Learning to Tell Stories Visually: A Skills Reflection on Soul Remnants

In Soul Remnants, my role was mainly focused on visual style design, scriptwriting, and storyboard-based narrative development. Therefore, my reflection on skills is not only about software or individual production tasks. It is more about how to turn a complex idea into a clear animated narrative. To put it simply, this project taught me not only how to complete an animation, but how to tell a story clearly, and how to choose different storytelling methods for different kinds of stories.

First, I developed my scriptwriting and narrative development skills. From the initial concept to the final version, the script went through many changes. In the early stages, the story could easily have become a direct tragedy about a man who comes back from death, gets misunderstood, and is hurt by the villagers. Later, I realised that the most important part of the film was not what Yousheng experiences, but how the villagers rewrite him, use him, and eventually replace him. Because of this, I did not give Yousheng more active expression in the later versions of the script. Instead, I reduced his space to explain himself and allowed the villagers’ reactions, rumours, rituals, and interests to push the story forward. This helped me understand that animation narrative does not always need to depend on the main character’s active decisions. Sometimes, a character’s silence and lack of response can also become a strong narrative force.

At the early stage of script development, I also created the first 2D art designs for the story. These images helped define the film’s rough, oppressive, rural, folkloric, and grotesque atmosphere. The later 3D modelling style was also developed from this early 2D visual direction. This made me realise that visual development is not separate from storytelling. Early visual designs can help clarify the tone, character texture, and worldbuilding of a project, and provide a clear direction for later production.

Second, I improved my visual storytelling skills. As the main visual style designer, I had to consider whether each shot, composition, character action, and visual symbol truly supported the theme, rather than only making the image look visually attractive. For example, in the sequence where Yousheng returns to the village, I used low angles, overhead shots, and group movement to show how the villagers’ emotions change from individual fear to collective anger. In the later part of the film, I also used the relationship between the statue, smoke, coins, and Yousheng to express symbolic transformation and the replacement of one medium by another. At first, coins are the weakest connection between Yousheng and human society. However, after the temple and statue are created, the coins no longer truly flow towards Yousheng, but towards the statue and the incense system. At the same time, smoke replaces coins as the new medium between the villagers and the “god”. This shift shows that Yousheng himself is no longer important. What matters is the sacred image that has been packaged, worshipped, and consumed by the villagers.
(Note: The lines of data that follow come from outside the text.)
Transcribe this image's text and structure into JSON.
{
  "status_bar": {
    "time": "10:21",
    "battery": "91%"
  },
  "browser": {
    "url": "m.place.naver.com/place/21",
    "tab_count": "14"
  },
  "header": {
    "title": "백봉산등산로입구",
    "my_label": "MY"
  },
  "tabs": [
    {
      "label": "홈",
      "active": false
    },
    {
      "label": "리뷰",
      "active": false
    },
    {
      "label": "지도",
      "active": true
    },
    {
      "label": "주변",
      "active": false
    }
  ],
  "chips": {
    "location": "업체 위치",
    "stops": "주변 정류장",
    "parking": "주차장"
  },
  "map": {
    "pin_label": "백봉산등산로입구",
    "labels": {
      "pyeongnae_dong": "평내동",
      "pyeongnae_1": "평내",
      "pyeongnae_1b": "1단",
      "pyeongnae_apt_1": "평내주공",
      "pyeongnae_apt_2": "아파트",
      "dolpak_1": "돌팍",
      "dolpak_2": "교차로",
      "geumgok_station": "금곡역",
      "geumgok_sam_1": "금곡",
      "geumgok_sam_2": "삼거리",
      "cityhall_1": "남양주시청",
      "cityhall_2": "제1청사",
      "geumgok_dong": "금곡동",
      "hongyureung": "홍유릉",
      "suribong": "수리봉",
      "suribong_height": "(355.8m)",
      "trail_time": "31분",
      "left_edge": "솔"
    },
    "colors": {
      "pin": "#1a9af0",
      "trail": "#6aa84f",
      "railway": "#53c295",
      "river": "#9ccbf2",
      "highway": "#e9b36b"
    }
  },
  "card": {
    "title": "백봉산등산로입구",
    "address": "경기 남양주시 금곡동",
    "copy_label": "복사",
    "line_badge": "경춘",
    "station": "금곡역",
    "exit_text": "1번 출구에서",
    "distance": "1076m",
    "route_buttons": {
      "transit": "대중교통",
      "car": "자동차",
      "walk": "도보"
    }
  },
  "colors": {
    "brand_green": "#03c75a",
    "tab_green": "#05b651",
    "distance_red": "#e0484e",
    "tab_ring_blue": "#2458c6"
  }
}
Finally, this project gave me a more practical understanding of script and storyboard development. In the past, I might have focused more on whether a single shot looked good or whether an image had strong visual impact. However, through Soul Remnants, I realised that the most important function of storyboarding is not to create isolated beautiful images, but to make sure the sequence of shots helps the audience understand the story clearly. Because the protagonist is silent, he cannot explain himself through dialogue or active behaviour. Therefore, I had to use the villagers’ reactions, camera angles, group actions, symbolic objects, and sound rhythm to help the audience understand how he is misunderstood, used, and replaced.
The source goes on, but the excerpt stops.